4/4 for Little Honey
Country rocker Lucinda Williams, well-known for her moody introspection, has said she's ''in a different phase of my life, so there are more happy moments'' on Little Honey, her ninth album. Truth is, she sounds downright giddy much of the time.
Real Love, the first single, is a gleefully jagged romp, its crisp Stones-y guitars slicing underneath Williams' sloppy yet on-target vocals: 'Thing about you so far -- you squeeze my peaches/And you send me postcards of girls on beaches/You're drinkin' in a bar in Amsterdam/I'm thinkin' ''Baby, far out -- be my man'/It's a real love.'' On the all-out rocker Honey Bee, when Williams growls, ''Now I got your sweetness all up in my hair,'' it sounds joyful and free, not lewd.
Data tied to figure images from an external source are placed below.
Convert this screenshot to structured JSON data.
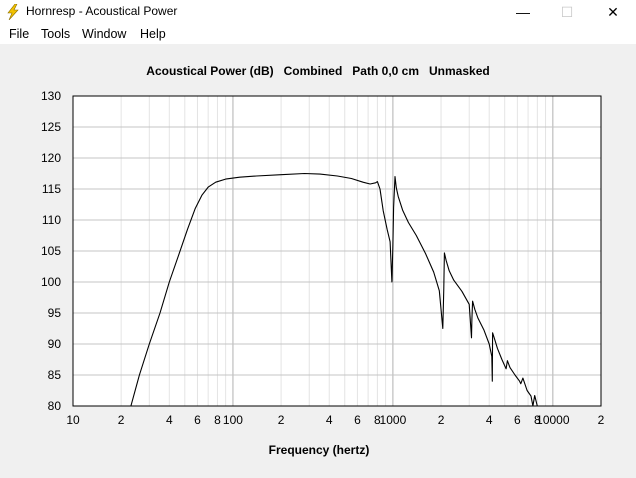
{
  "window": {
    "title": "Hornresp - Acoustical Power",
    "minimize_glyph": "—",
    "maximize_glyph": "☐",
    "close_glyph": "✕",
    "icon": "lightning-bolt-icon"
  },
  "menu": [
    "File",
    "Tools",
    "Window",
    "Help"
  ],
  "chart_title": "Acoustical Power (dB)   Combined   Path 0,0 cm   Unmasked",
  "chart_data": {
    "type": "line",
    "title": "Acoustical Power (dB)   Combined   Path 0,0 cm   Unmasked",
    "xlabel": "Frequency (hertz)",
    "ylabel": "",
    "x_scale": "log",
    "xlim": [
      10,
      20000
    ],
    "ylim": [
      80,
      130
    ],
    "grid": true,
    "y_ticks": [
      "130",
      "125",
      "120",
      "115",
      "110",
      "105",
      "100",
      "95",
      "90",
      "85",
      "80"
    ],
    "x_ticks": [
      {
        "value": 10,
        "label": "10"
      },
      {
        "value": 20,
        "label": "2"
      },
      {
        "value": 40,
        "label": "4"
      },
      {
        "value": 60,
        "label": "6"
      },
      {
        "value": 80,
        "label": "8"
      },
      {
        "value": 100,
        "label": "100"
      },
      {
        "value": 200,
        "label": "2"
      },
      {
        "value": 400,
        "label": "4"
      },
      {
        "value": 600,
        "label": "6"
      },
      {
        "value": 800,
        "label": "8"
      },
      {
        "value": 1000,
        "label": "1000"
      },
      {
        "value": 2000,
        "label": "2"
      },
      {
        "value": 4000,
        "label": "4"
      },
      {
        "value": 6000,
        "label": "6"
      },
      {
        "value": 8000,
        "label": "8"
      },
      {
        "value": 10000,
        "label": "10000"
      },
      {
        "value": 20000,
        "label": "2"
      }
    ],
    "series": [
      {
        "x": [
          23,
          26,
          30,
          35,
          40,
          46,
          52,
          58,
          64,
          70,
          78,
          90,
          110,
          140,
          200,
          280,
          350,
          450,
          550,
          650,
          720,
          780,
          800,
          830,
          870,
          920,
          960,
          985,
          1000,
          1010,
          1030,
          1050,
          1080,
          1150,
          1250,
          1400,
          1600,
          1800,
          1950,
          2050,
          2080,
          2100,
          2150,
          2250,
          2400,
          2700,
          3000,
          3100,
          3120,
          3150,
          3250,
          3400,
          3700,
          4000,
          4150,
          4180,
          4200,
          4300,
          4500,
          4800,
          5100,
          5200,
          5400,
          5800,
          6200,
          6300,
          6500,
          6900,
          7300,
          7500,
          7700,
          8000
        ],
        "y": [
          80,
          85,
          90,
          95,
          100,
          104.5,
          108.5,
          111.8,
          114,
          115.3,
          116.1,
          116.6,
          116.9,
          117.1,
          117.3,
          117.5,
          117.4,
          117.1,
          116.7,
          116.1,
          115.8,
          116.0,
          116.2,
          115.0,
          111.5,
          108.5,
          106.5,
          100.0,
          106.0,
          112.0,
          117.0,
          115.2,
          113.8,
          111.6,
          109.6,
          107.5,
          104.6,
          101.6,
          98.6,
          92.5,
          99.0,
          104.7,
          103.5,
          101.8,
          100.3,
          98.5,
          96.4,
          91.0,
          94.0,
          96.9,
          95.6,
          94.2,
          92.3,
          90.0,
          88.0,
          84.0,
          91.8,
          91.0,
          89.3,
          87.5,
          86.0,
          87.3,
          86.2,
          85.0,
          84.0,
          83.6,
          84.5,
          82.5,
          81.6,
          79.8,
          81.7,
          80.0
        ]
      }
    ]
  }
}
Williams' trailer-park purr holds up well against Elvis Costello's distinctive nasal slur on the playful he-said, she-said banter of Jailhouse Tears. He says, ''I just went to the corner to get a six-pack.'' She spits back, ''You're a drunk, you're a stoner/You never came back.'' He pleads, ''I used to be a user -- now I'm out of stuff,'' and she snarls, ``You're a three-time loser/You're all f- - - - - up.''
Of course, all great country records have to have at least a few weepers. On the lazily paced Circles and X's, Williams laments, ''Nothing left to be sorry for, but I still sit and sob.'' Tears of Joy adds a sharp storyteller's touch to straight-up, whiskey-swayin' blues: 'In my own little world since I was 16/Little Miss Playgirl makin' the scene/Then you took this girl/And you made her your queen/That's why I'm cryin' tears of joy.'' Williams' tears turn to pain, though, when she follows the title of the maudlin If Wishes Were Horses with ``I have a ranch -- come on and give me another chance.''
The sobering Little Rock Star offers a different perspective on the sad saga of drug-addled British rocker Pete Doherty, who has become a favorite tabloid target: ''Your lovely eyes, they close like petals/Your sweet surprise could win you medals/You strut your stuff and you fan your peacock feathers.'' Williams comes across like a weary mother who's seen it all before: ``Hey little rock star, why don't you see? This is not all that it's cracked up to be.''
But Little Honey certainly is. Plenty of singer-songwriters are perfectly capable of matching up clever lyrics and pleasant melodies. Williams writes prize-winning short stories and puts them to music. Insanely good music.
Pod Picks: Jailhouse Tears, Real Love, Honey Bee.